Insbesondere Bäume mit Höhlungen oder mit Horsten baumbrütender Vogelarten zählen dazu. Aber auch Bäume mit besonderen Wuchsformen, mit größeren Stamm- und Rindenverletzungen oder mit hohem Totholzanteil bieten vielen Tieren, Pflanzen oder Mikroorganismen einen Lebensraum.
Biotopbäume mit ihren spezifischen Kleinbiotopen stellen Schlüsselelemente für die Artenvielfalt von Gärten, Grünanlagen, Parks und Wäldern dar. Aus diesem Grund sind sie besonders schützenswert.

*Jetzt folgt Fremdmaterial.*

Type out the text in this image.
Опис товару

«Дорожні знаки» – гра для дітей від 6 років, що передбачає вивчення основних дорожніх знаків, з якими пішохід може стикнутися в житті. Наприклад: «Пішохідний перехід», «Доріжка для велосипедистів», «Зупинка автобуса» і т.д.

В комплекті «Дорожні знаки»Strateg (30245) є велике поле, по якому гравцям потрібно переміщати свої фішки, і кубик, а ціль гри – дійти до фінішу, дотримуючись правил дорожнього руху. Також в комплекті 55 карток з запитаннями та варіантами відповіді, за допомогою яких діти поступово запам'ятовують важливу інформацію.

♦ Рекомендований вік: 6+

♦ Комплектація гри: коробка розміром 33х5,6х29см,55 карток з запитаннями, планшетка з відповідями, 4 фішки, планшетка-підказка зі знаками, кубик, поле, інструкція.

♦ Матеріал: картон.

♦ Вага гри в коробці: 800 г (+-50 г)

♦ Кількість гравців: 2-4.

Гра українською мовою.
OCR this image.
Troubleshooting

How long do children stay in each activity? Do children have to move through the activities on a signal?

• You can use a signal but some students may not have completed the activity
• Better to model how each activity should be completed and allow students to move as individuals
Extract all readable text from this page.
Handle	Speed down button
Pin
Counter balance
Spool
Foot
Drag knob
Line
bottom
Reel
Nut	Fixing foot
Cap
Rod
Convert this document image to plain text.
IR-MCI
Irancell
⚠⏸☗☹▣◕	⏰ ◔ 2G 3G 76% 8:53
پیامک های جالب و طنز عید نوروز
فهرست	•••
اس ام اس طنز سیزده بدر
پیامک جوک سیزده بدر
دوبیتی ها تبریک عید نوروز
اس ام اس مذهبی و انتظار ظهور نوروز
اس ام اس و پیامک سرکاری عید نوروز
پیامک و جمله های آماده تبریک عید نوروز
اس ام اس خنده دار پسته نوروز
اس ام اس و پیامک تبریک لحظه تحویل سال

Häufig handelt es sich hierbei um Bäume, die auf Grund ihrer Schäden oder Wuchsdeformationen den Anforderungen an die Verkehrssicherungspflicht in der Stadt nicht mehr genügen und deshalb gefällt werden müssen. Aus diesem Grund sind ausgeprägte Biotopbäume in unseren Städten immer seltener anzutreffen. Durch die sich nach 2018 veränderten Klimabedingungen hat sich die Situation nochmals verschärft und es sterben mehr alte Bäume in unseren Städten ab als vorher und es gehen somit noch mehr Lebensräume alter Bäume verloren. Durch die Fällung und Entsorgung von Habitatbäumen entfällt aber die natürliche Alters- und Zerfallsphase, die für viele Tierarten lebensnotwendig ist.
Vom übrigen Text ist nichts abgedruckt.